So You Want to be a Machinima Master: Clipping

The “So You Want to be a Machinima Master” column is going to be looking at some of the things people do, and don’t do, with their machinima projects that prevent them from becoming a Machinima Master.

At least once a season we get asked something along the lines of “I got all these awards, why didn’t I make Masters?” This is always a loaded question. Some people don’t like critical feedback. Others want it and don’t listen, continuing to make the same mistakes. A lot of times it comes down to Viewers Choice vs. Technical Merit. Sometimes someone might only get one nomination. This is the one award that the staff will put their final approval on and sometimes. Because of this, the final decision sometimes comes down to an argument on behalf of the staff nitpicking things to death, especially the Masters on staff. You would not believe the things we have nitpicked. 

 

To Err is Human…

Let’s be honest, we’ve all made mistakes that we have noticed after rendering and we just leave it because we don’t want to go back and fix things. Maybe we just spent forever rendering things and then another forever uploading to YouTube. Maybe we don’t have the set any more. There are at least a dozen and a half reasons not to go back and fix it. Personally, I can not count the number of times I have discovered a cursor in my shot where FRAPS recorded it and I have had to go back and redo it. It was an ongoing thing with Zombie Creek. There might still be a brief scene in there with a visible cursor.

I actually started rendering each scene as I was done filming where I could look at the final shot to see if anything needed fixed. Doing this also allows you to upload short clips, set to private (of course), where you can have someone else look at it with a fresh set of eyes. More than once this has prevented me from doing a half arsed job on something. More than once both Gus and Peacemaker have said to me, “What is this crap? You can do better! Fix it!” Okay, they are usually nicer about it, but you get the idea.

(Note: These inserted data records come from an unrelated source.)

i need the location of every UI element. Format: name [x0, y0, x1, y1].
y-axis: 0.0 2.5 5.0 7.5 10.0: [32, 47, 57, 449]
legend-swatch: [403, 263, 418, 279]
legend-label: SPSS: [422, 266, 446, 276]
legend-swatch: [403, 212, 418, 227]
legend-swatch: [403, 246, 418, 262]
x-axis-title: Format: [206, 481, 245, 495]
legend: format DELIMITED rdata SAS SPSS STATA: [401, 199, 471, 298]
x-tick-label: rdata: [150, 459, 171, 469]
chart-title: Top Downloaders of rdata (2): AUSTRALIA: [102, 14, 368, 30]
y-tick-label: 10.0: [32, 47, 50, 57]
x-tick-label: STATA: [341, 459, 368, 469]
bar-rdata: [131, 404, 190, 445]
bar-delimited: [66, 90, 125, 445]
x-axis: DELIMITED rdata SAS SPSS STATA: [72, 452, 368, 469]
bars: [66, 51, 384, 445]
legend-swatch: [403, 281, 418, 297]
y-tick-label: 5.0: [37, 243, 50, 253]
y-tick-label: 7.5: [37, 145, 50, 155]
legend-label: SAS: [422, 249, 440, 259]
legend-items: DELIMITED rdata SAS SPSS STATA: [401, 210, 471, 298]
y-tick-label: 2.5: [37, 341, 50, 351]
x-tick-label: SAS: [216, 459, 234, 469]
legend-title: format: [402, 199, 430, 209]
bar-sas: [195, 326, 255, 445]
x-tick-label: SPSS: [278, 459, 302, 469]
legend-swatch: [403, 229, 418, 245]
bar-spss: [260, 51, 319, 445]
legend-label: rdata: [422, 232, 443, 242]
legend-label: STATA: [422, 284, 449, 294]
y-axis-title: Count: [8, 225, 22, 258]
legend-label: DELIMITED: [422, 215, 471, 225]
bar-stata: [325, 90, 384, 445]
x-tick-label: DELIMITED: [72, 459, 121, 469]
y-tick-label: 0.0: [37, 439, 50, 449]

The best part is, they won’t tell me what I screwed up so I have to assume it’s everything and go back to the drawing board. Most of the time it’s because I’ve done a crap job at shooting my footage.

 

Working with The Sims

“Mod it ’till it breaks” is the battle cry of machinimators. We have mods for everything. The funny thing is, when I started making machinima with The Sims 2 I was unaware of a lot of the mods for the game at the time and worked with what was built into it. Now, I have so many little mods in the game that I want to cry every time there is a game update for The Sims 4. Food and plant sparkles, music notes, fame shine, and so much more must be removed. Vampires must be kept in their own world. I don’t want one walking by in the day and reenacting Armand’s death scene from The Vampire Armand. Custom Content must not be allowed on random sims to prevent horrible fashion things from happening. There will be no random push ups.

However, no matter how much you mod the game, there are still problems that need to be addressed and covered up. One of them is clipping.

arm clipping through chair

I actually took this photo for a comic that I was doing and noticed it was unusable due to the arm clipping into the chair. Over the years I have noticed that a lot of people, storytellers, picture takers and machinimators alike, just write this off as something that happens and we can’t do a thing about it. As we are watching a machinima, if it happens once, quickly, we forget about it. If it keeps happening, it become distracting.

We can’t stop clipping, but we can hide it. That is what makes a good machinamator a great machinimator.

A small turn of the camera and it’s fixed! Well, at least it is obscured and no one is the wiser.

arm clipping hidden by computer

When you set up your shots, instead of living with clipping as something you can’t do anything about, see if you can hide it using a different camera angle.

Dealing with hair and clothes is a different story. It normally calls for a costume change. I’ve gotten to the point that if a hair clips where it shouldn’t, I delete the hair. There is probably one out there similar made by someone else who has sorted out any clipping issues. The same with clothes. Something I learned the hard way with The Sims 3 is that there are some people who create custom content for the sole purpose of picture taking. This content is not good for actually playing the game. The second there is movement, the case of form over function becomes quite obvious. If something was designed for picture taking, and not game playing, it’s not going to work for machinima.

If something is not functional, DO NOT use it.